I’ve just come back from a brief, uneventful trip out-of-country which mostly involved completing my manuscript and updating the blog. Whenever I arrive back here I get depressed. No whining, Nikki! Okay, okay, but just let me say, I checked how many days I have until I completely finish this contract and I was not cheered to see that the number was two hundred and forty-fucking-five.
What is it, I’ve sometimes wondered, that I hate so much about this country? Is it the fascism? The stupidity? The petulance? The endless complaining? The lack of basic services that even Cambodia has mastered, like water and gas? The unenticing dating market?
Some time ago I realized no, it’s none of those things. It’s not even the totality of them
It’s the lack of joy.
Looking back over the last fifteen months, I cannot bring to mind a single instance of joy in this country. Not one. Every day feels like a dull grind, like crawling through bitter treacle.
A land without joy.
I made it my mission to try to find some joy this year. I went out more, spoke to more people, joined in some more activities.
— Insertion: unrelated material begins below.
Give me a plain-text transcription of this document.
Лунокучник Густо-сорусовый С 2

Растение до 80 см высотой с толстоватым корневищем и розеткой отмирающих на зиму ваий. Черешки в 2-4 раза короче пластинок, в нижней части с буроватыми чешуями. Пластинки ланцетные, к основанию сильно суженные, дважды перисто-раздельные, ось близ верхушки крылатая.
Now I’ve given up. At home, when those maudlin thoughts attack me, I’ll try to stay slightly sloshed and distract myself however I may. But there will be no joy for the next 245 days, except in those moments out of the country. Perhaps it is my negative attitude that makes it so – but, I tried the positive approach and got no results. I’m not going to go through the final months with a shit-eating grin on my face as I try to make the most of life in this God-forsaken hole. Fuck that.
Grimace and survive is the plan. Just like the locals do.